# Arbres de Montréal

2025-10-29

Noé Aubin-Cadot

On compare ici les arbres de Montréal entre 2021 et 2025.

In [1]:
# Import de librairies
import pandas as pd
import numpy as np

In [2]:
# Import des données

# Vieilles données
input_file_old = 'input/2021-12-11_arbres-publics.csv'
df_old = pd.read_csv(input_file_old)

# Nouvelles données
input_file_new = 'input/2025-10-29_arbres-publics.csv'
df_new = pd.read_csv(input_file_new)

  df_old = pd.read_csv(input_file_old)
  df_new = pd.read_csv(input_file_new)


In [3]:
# On regarde la taille des données
print("df_old.shape :",df_old.shape)
print("df_new.shape :",df_new.shape)

df_old.shape : (325066, 22)
df_new.shape : (328642, 33)


In [4]:
# On renomme des colonnes pour harmoniser les anciennes données aux nouvelles
df_old = df_old.rename(columns = {
    "Date_plantation":"Date_Plantation",
    "ESSENCE_ANG": "Essence_ang",
    "SIGLE": "Sigle",
    "COTE": "Rue_cote",
    "Date_releve": "Date_Releve",
})

In [21]:
# On regarde quelles colonnes sont partagées entre les anciennes et les nouvelles données
cols_old = set(df_old.columns)
cols_new = set(df_new.columns)

print("New moins Old :",cols_new-cols_old)
print("\nOld moins New :",cols_old-cols_new)
print("\nOld inter New :",cols_old.intersection(cols_new))

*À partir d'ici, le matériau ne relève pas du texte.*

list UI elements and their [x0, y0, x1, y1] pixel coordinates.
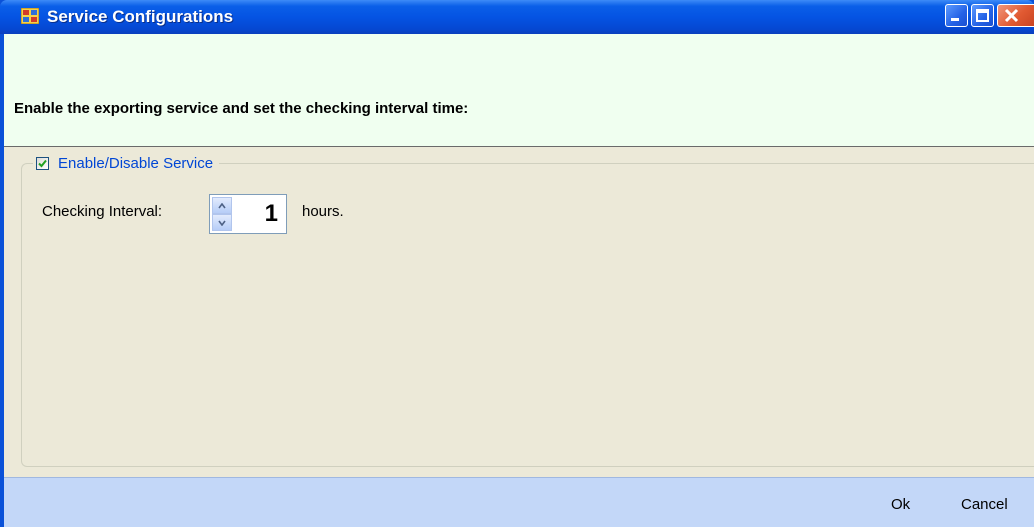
checkmark-icon — [38, 159, 47, 167]
spinner-buttons — [212, 197, 232, 231]
dialog-window: Service Configurations Enable the export… — [0, 0, 1034, 527]
minimize-icon — [951, 18, 959, 21]
service-groupbox — [21, 163, 1034, 467]
close-icon — [1004, 8, 1019, 23]
title-bar[interactable]: Service Configurations — [0, 0, 1034, 34]
chevron-up-icon — [218, 202, 226, 208]
chevron-down-icon — [218, 220, 226, 226]
enable-service-checkbox[interactable] — [36, 156, 49, 170]
close-button[interactable] — [997, 4, 1034, 27]
enable-service-label[interactable]: Enable/Disable Service — [58, 155, 213, 172]
maximize-button[interactable] — [971, 4, 994, 27]
enable-service-toggle[interactable]: Enable/Disable Service — [33, 152, 220, 174]
interval-unit-label: hours. — [302, 203, 344, 220]
app-window-icon — [21, 8, 39, 24]
checking-interval-spinner[interactable]: 1 — [209, 194, 287, 234]
dialog-footer: Ok Cancel — [4, 477, 1034, 527]
maximize-icon — [976, 9, 989, 22]
cancel-button[interactable]: Cancel — [961, 496, 1008, 513]
dialog-content: Enable the exporting service and set the… — [4, 34, 1034, 527]
instruction-text: Enable the exporting service and set the… — [14, 100, 469, 117]
spinner-down-button[interactable] — [212, 214, 232, 231]
instruction-banner: Enable the exporting service and set the… — [4, 34, 1034, 147]
checking-interval-label: Checking Interval: — [42, 203, 163, 220]
window-title: Service Configurations — [47, 7, 234, 26]
minimize-button[interactable] — [945, 4, 968, 27]
interval-value[interactable]: 1 — [265, 200, 278, 228]
ok-button[interactable]: Ok — [891, 496, 910, 513]
spinner-up-button[interactable] — [212, 197, 232, 214]
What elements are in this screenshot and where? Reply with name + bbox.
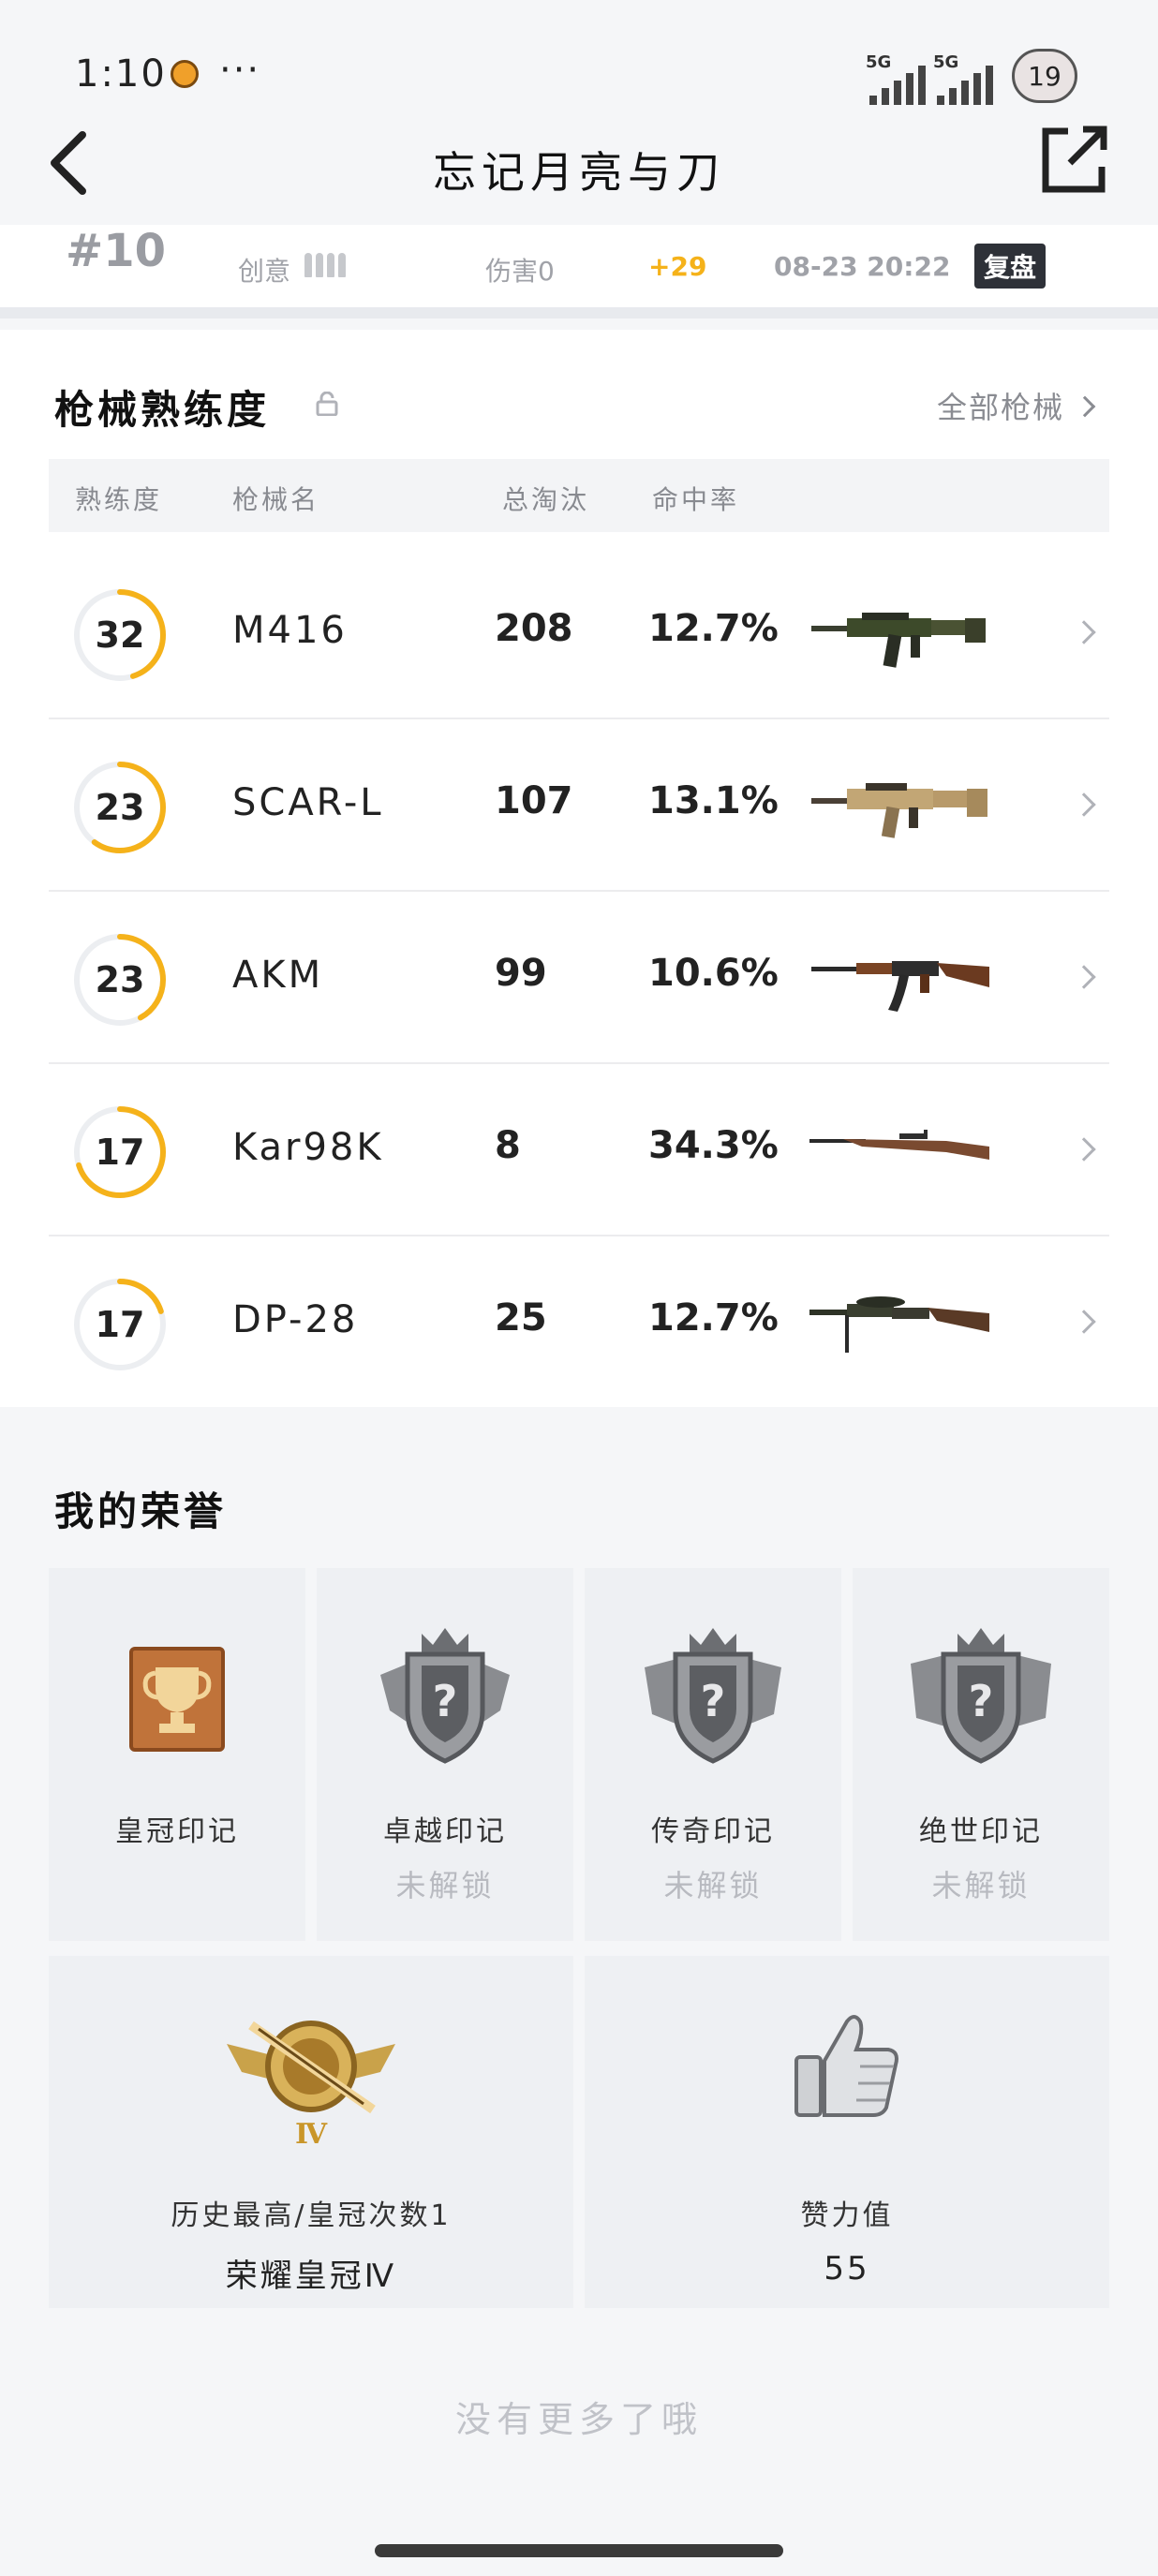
honors-section: 我的荣誉 皇冠印记 ? 卓越印记 未解锁 ? 传奇印记 未解锁 ? 绝世印记 未…	[0, 1418, 1158, 2576]
chevron-right-icon	[1072, 792, 1096, 817]
weapon-row[interactable]: 17 DP-28 25 12.7%	[49, 1236, 1109, 1409]
column-header-proficiency: 熟练度	[75, 484, 163, 515]
weapon-kills: 208	[495, 607, 573, 650]
honor-mark-status: 未解锁	[931, 1868, 1031, 1903]
proficiency-level: 32	[95, 614, 145, 656]
weapon-accuracy: 34.3%	[648, 1124, 779, 1167]
crown-trophy-icon	[129, 1647, 225, 1752]
match-mode: 创意	[238, 256, 291, 287]
highest-rank-label: 历史最高/皇冠次数1	[171, 2199, 452, 2232]
honor-mark-status: 未解锁	[395, 1868, 495, 1903]
status-bar: 1:10 ··· 5G 5G 19	[0, 0, 1158, 122]
match-datetime: 08-23 20:22	[774, 251, 951, 282]
rating-change: +29	[648, 251, 707, 282]
akm-rifle-icon	[811, 961, 989, 1012]
crown-tier-text: Ⅳ	[295, 2118, 328, 2147]
locked-badge-icon: ?	[911, 1628, 1051, 1764]
chevron-right-icon	[1072, 1137, 1096, 1162]
weapon-accuracy: 13.1%	[648, 779, 779, 822]
svg-text:?: ?	[433, 1676, 458, 1726]
section-title: 我的荣誉	[54, 1488, 228, 1534]
honor-mark-status: 未解锁	[663, 1868, 763, 1903]
thumbs-up-icon	[794, 2015, 898, 2117]
share-icon[interactable]	[1040, 124, 1107, 195]
more-notifications-icon: ···	[219, 49, 261, 92]
weapon-name: SCAR-L	[232, 781, 384, 824]
weapon-kills: 107	[495, 779, 573, 822]
section-title: 枪械熟练度	[54, 387, 271, 433]
scar-rifle-icon	[811, 783, 987, 838]
weapon-name: AKM	[232, 954, 324, 997]
no-more-text: 没有更多了哦	[454, 2399, 703, 2440]
weapon-row[interactable]: 32 M416 208 12.7%	[49, 547, 1109, 719]
locked-badge-icon: ?	[380, 1628, 510, 1764]
m416-rifle-icon	[811, 613, 986, 668]
svg-text:?: ?	[969, 1676, 994, 1726]
all-weapons-label: 全部枪械	[936, 390, 1064, 425]
lock-icon[interactable]	[315, 392, 339, 416]
honor-mark-tile[interactable]: ? 卓越印记 未解锁	[317, 1568, 573, 1941]
honor-mark-label: 传奇印记	[651, 1815, 775, 1848]
table-header: 熟练度 枪械名 总淘汰 命中率	[49, 459, 1109, 532]
honor-mark-label: 皇冠印记	[115, 1815, 239, 1848]
weapon-accuracy: 12.7%	[648, 607, 779, 650]
weapon-row[interactable]: 23 AKM 99 10.6%	[49, 892, 1109, 1064]
squad-members-icon	[304, 253, 346, 277]
chevron-right-icon	[1074, 395, 1096, 418]
honor-mark-tile[interactable]: ? 绝世印记 未解锁	[853, 1568, 1109, 1941]
chevron-right-icon	[1072, 1310, 1096, 1334]
kar98k-rifle-icon	[809, 1130, 989, 1160]
battery-level: 19	[1028, 61, 1062, 92]
proficiency-level: 23	[95, 787, 145, 828]
weapon-accuracy: 10.6%	[648, 952, 779, 995]
likes-value: 55	[824, 2250, 870, 2287]
likes-tile[interactable]: 赞力值 55	[585, 1956, 1109, 2308]
status-time: 1:10	[75, 52, 167, 96]
proficiency-level: 23	[95, 959, 145, 1000]
locked-badge-icon: ?	[645, 1628, 781, 1764]
weapon-kills: 99	[495, 952, 547, 995]
column-header-accuracy: 命中率	[652, 484, 740, 515]
all-weapons-link[interactable]: 全部枪械	[936, 384, 1096, 427]
chevron-right-icon	[1072, 620, 1096, 644]
notification-app-icon	[171, 60, 199, 88]
svg-text:?: ?	[701, 1676, 726, 1726]
weapon-name: M416	[232, 609, 348, 652]
weapon-row[interactable]: 23 SCAR-L 107 13.1%	[49, 719, 1109, 892]
honor-mark-tile[interactable]: ? 传奇印记 未解锁	[585, 1568, 841, 1941]
weapon-name: Kar98K	[232, 1126, 384, 1169]
match-damage: 伤害0	[485, 256, 555, 287]
match-rank: #10	[66, 225, 167, 277]
column-header-weapon-name: 枪械名	[232, 484, 320, 515]
weapon-kills: 25	[495, 1296, 547, 1340]
honor-mark-label: 绝世印记	[919, 1815, 1043, 1848]
weapon-proficiency-section: 枪械熟练度 全部枪械 熟练度 枪械名 总淘汰 命中率 32 M416 208 1…	[0, 330, 1158, 1407]
weapon-kills: 8	[495, 1124, 521, 1167]
proficiency-level: 17	[95, 1132, 145, 1173]
dp28-lmg-icon	[809, 1296, 989, 1353]
honor-mark-label: 卓越印记	[383, 1815, 507, 1848]
page-title: 忘记月亮与刀	[433, 147, 725, 198]
weapon-accuracy: 12.7%	[648, 1296, 779, 1340]
weapon-row[interactable]: 17 Kar98K 8 34.3%	[49, 1064, 1109, 1236]
weapon-name: DP-28	[232, 1298, 359, 1341]
battery-icon: 19	[1012, 49, 1077, 103]
home-indicator[interactable]	[375, 2544, 783, 2557]
match-summary-row[interactable]: #10 创意 伤害0 +29 08-23 20:22 复盘	[0, 225, 1158, 318]
chevron-right-icon	[1072, 965, 1096, 989]
highest-rank-value: 荣耀皇冠Ⅳ	[225, 2258, 397, 2295]
column-header-total-kills: 总淘汰	[502, 484, 590, 515]
crown-tier-icon: Ⅳ	[227, 2021, 395, 2147]
proficiency-level: 17	[95, 1304, 145, 1345]
replay-button[interactable]: 复盘	[974, 244, 1047, 289]
app-header: 忘记月亮与刀	[0, 112, 1158, 225]
honor-mark-tile[interactable]: 皇冠印记	[49, 1568, 305, 1941]
likes-label: 赞力值	[800, 2199, 894, 2232]
highest-rank-tile[interactable]: Ⅳ 历史最高/皇冠次数1 荣耀皇冠Ⅳ	[49, 1956, 573, 2308]
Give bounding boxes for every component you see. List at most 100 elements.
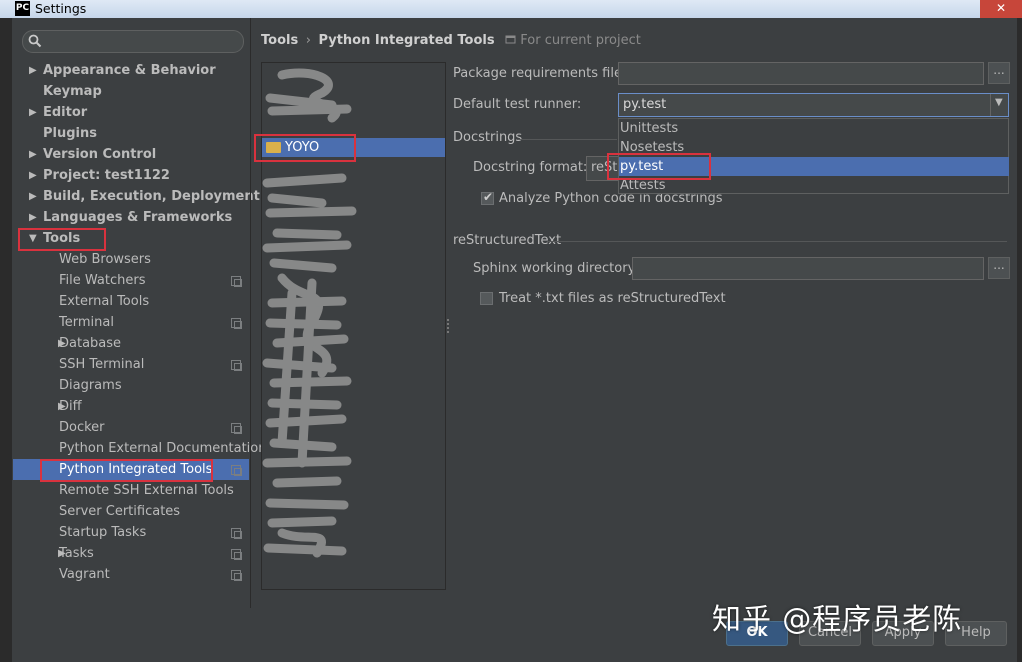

New moins Old : {'Stationnement_heure', 'Distance_pave', 'Rue_de', 'Stationnement_jour', 'Arbre_remarquable', 'Code_secteur', 'Localisation_code', 'Rue_a', 'District', 'Distance_ligne_rue', 'Nom_secteur'}

Old moins New : set()

Old inter New : {'Sigle', 'LOCALISATION', 'Coord_Y', 'Rue_cote', 'INV_TYPE', 'Essence_fr', 'Essence_latin', 'DHP', 'id_arbre', 'Date_Releve', 'Essence_ang', 'Latitude', 'Longitude', 'No_civique', 'EMP_NO', 'ARROND', 'Emplacement', 'CODE_PARC', 'NOM_PARC', 'Coord_X', 'Date_Plantation', 'ARROND_NOM', 'Rue'}


In [6]:
# On met certaines colonnes en premier
cols_first = ['EMP_NO','Date_Plantation']
df_old = df_old[cols_first+[col for col in df_old.columns if col not in cols_first]]
df_new = df_new[cols_first+[col for col in df_new.columns if col not in cols_first]]

In [7]:
# On met l'emplacement en format string avec padding de 0 à gauche des entiers
df_old['EMP_NO'] = df_old['EMP_NO'].astype(str).str.zfill(7)
df_new['EMP_NO'] = df_new['EMP_NO'].astype(str).str.zfill(7)

In [8]:
# On remplit les dates par un string NaN
df_old['Date_Plantation'] = df_old['Date_Plantation'].fillna("NaN")
df_new['Date_Plantation'] = df_new['Date_Plantation'].fillna("NaN")

In [9]:
# Créer un ID par arbre
df_old['id_arbre'] = df_old['EMP_NO'] + '_' + df_old['Sigle'] + '_' + df_old['Date_Releve'] + '_' + df_old['Date_Plantation']
df_new['id_arbre'] = df_new['EMP_NO'] + '_' + df_new['Sigle'] + '_' + df_new['Date_Releve'] + '_' + df_new['Date_Plantation']

In [10]:
# On élimine les lignes sans id
print("Avant enlever id manquant (old) :",df_old['id_arbre'].isna().sum())
print("Avant enlever id manquant (new) :",df_new['id_arbre'].isna().sum())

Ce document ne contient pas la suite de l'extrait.